Da sich das Laufwerk auch nicht öffnen lies, wollte ich mal wissen, ob man das vllt. erst im BIOS
oder so einstellen muss, dass sich das öffnen soll, wenn man auf den Knopf drückt, der am Laufwerk dran ist? Oder muss das immer funktionieren, auch wenn Vista noch nicht drauf ist und
das BIOS noch nicht eingestellt ist?

Danke!


----------



## quantenslipstream (12. August 2009)

Könnte am Netzteil liegen, an der Kabeln, kann man so nicht sagen.
Mal sehen, was der Shop antworten wird.


----------



## Malkav85 (12. August 2009)

Die Zusammenstellung ist ordentlich 

Zum DVD Laufwerk. Wenn es auch nicht beim Starten im ersten Bildschirm angezeigt wird und kein Lämpchen blinkt, dann ist der Stromstecker a) nicht reingesteckt oder b) defekt (wenn reingesteckt). 

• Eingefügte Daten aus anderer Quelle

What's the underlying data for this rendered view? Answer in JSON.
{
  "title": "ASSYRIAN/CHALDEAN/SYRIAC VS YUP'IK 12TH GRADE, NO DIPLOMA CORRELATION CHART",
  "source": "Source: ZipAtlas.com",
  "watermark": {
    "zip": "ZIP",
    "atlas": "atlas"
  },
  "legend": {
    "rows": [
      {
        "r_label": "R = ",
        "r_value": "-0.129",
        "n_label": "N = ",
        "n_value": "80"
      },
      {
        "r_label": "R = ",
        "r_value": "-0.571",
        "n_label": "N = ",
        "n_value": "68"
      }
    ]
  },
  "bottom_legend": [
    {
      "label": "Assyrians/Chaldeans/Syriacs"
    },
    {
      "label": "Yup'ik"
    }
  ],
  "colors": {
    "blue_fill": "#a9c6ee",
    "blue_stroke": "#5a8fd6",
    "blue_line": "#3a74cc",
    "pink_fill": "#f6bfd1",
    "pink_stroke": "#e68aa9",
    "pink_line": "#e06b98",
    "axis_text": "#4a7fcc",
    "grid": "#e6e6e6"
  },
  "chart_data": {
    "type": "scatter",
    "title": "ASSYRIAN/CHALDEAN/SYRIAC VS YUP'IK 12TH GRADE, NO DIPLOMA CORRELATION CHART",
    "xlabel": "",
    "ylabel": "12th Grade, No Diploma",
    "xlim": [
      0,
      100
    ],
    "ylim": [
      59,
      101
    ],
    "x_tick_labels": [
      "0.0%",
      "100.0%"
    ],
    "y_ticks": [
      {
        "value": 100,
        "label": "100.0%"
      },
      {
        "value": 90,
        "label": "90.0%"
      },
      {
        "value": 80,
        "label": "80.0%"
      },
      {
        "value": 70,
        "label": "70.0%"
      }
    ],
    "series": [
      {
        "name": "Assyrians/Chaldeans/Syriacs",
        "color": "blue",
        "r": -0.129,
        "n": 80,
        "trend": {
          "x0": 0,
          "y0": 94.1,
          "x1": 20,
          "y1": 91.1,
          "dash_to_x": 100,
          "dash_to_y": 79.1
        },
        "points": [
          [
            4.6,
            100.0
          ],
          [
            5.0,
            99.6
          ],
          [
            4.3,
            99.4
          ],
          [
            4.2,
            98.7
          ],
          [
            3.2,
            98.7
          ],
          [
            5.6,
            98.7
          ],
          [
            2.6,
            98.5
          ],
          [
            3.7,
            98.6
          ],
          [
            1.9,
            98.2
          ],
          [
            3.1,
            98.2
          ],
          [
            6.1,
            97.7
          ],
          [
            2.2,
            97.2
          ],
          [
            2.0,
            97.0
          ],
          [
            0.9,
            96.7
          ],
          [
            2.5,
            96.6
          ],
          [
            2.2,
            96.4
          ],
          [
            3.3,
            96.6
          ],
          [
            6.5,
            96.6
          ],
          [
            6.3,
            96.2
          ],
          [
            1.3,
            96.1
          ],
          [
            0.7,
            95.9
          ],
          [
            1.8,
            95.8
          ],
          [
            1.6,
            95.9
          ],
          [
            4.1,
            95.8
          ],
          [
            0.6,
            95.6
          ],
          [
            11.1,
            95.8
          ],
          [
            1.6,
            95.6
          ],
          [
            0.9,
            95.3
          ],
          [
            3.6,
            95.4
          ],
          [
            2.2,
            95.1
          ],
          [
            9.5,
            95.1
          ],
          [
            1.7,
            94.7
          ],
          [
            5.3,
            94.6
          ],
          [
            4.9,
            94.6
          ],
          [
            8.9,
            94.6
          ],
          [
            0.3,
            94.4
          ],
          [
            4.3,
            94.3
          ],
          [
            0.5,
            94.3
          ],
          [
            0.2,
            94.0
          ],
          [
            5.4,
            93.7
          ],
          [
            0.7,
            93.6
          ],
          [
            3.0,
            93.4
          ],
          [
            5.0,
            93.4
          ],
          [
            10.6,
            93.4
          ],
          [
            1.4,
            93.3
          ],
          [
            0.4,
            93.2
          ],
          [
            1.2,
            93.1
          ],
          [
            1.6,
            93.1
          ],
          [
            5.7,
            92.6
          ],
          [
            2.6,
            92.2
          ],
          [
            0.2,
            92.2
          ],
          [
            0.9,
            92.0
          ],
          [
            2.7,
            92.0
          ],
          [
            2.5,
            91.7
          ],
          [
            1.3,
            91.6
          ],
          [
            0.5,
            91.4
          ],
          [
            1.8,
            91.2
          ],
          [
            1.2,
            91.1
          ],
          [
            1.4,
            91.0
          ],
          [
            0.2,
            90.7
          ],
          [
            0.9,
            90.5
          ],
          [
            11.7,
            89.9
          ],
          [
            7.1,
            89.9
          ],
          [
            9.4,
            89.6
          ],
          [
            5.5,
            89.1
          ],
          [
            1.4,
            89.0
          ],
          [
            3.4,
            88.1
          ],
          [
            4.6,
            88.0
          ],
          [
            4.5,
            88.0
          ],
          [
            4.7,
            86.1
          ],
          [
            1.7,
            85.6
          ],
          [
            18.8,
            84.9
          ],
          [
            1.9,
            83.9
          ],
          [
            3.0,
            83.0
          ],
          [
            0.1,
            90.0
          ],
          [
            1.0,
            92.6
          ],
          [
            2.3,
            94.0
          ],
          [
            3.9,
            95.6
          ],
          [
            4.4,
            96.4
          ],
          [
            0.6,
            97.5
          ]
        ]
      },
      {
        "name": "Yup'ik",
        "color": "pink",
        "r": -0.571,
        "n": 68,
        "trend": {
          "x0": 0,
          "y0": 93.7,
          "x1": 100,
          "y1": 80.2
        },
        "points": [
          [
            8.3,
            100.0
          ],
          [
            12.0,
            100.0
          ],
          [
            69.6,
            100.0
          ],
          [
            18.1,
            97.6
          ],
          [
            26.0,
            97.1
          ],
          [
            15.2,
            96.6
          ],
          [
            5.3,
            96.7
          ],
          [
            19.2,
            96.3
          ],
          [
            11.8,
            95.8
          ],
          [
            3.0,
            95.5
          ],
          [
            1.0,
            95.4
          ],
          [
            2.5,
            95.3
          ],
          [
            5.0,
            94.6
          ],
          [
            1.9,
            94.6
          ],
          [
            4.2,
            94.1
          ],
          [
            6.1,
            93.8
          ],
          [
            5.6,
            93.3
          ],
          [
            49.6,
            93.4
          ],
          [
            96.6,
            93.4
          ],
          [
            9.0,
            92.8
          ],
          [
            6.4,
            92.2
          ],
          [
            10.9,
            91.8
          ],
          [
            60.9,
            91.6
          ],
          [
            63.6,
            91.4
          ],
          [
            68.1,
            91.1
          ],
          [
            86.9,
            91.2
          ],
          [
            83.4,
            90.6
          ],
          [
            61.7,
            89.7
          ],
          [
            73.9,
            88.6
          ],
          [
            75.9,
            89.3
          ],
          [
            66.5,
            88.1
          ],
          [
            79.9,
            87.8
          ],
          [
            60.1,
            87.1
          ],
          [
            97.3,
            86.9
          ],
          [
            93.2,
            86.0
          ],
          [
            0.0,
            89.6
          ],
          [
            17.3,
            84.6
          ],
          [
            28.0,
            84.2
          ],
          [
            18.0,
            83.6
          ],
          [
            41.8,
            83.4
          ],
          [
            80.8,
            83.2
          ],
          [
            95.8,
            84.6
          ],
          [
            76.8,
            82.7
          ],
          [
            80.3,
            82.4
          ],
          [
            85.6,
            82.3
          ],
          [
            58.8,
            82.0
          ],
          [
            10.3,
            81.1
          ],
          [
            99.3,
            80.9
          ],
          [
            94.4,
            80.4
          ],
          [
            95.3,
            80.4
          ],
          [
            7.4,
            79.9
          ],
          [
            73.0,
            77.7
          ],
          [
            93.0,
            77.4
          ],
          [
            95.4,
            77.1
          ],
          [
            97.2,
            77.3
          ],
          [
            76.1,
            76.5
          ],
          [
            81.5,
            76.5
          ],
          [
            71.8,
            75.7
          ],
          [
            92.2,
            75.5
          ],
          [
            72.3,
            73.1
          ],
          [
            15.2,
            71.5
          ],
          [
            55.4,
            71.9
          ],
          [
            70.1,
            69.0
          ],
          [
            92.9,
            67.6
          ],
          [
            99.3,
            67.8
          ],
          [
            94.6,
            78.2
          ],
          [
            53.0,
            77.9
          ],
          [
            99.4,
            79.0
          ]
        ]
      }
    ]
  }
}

Zumindest sollte man doch meinen, das es fähige Techniker in so einer Firma gibt -.-


----------



## quantenslipstream (12. August 2009)

MalkavianChild85 schrieb:


> Zumindest sollte man doch meinen, das es fähige Techniker in so einer Firma gibt -.-


 
Na ja, vergessen kann mans mal mit dem Stecker.


----------



## Malkav85 (12. August 2009)

oh ja, das stimmt *verlegen gugg* ^^


----------



## Xyra (12. August 2009)

Okay gut, da ich am PC selbst ja nichts verändert habe, außer, dass ich ihn
normal eingestckt habe, kann es ja eig. nich am mir liegen, sondern an denen 

Also kann es aber nicht am BIOS oder so liegen, dass dies das Laufwerk nicht
erkennt oder so, oder?

Zum fehlenden Monitorbild: Wahrscheinlich hätte ich einfach so einen von den mitgelieferten Zusatzstecker zwischen Monitorstecker und einem der
Stecker am PC für den Monitor stecken sollen, dann hätte das vllt. geklappt,
aber da ich immer den ganz normalen Stecker für den Monitor benutzt hab,
hab ich das i-wie nicht gerafft. Naja, mal gucken was die sagen


----------



## riedochs (12. August 2009)

quantenslipstream schrieb:


> Na ja, vergessen kann mans mal mit dem Stecker.



Besser als verkehrt herum


----------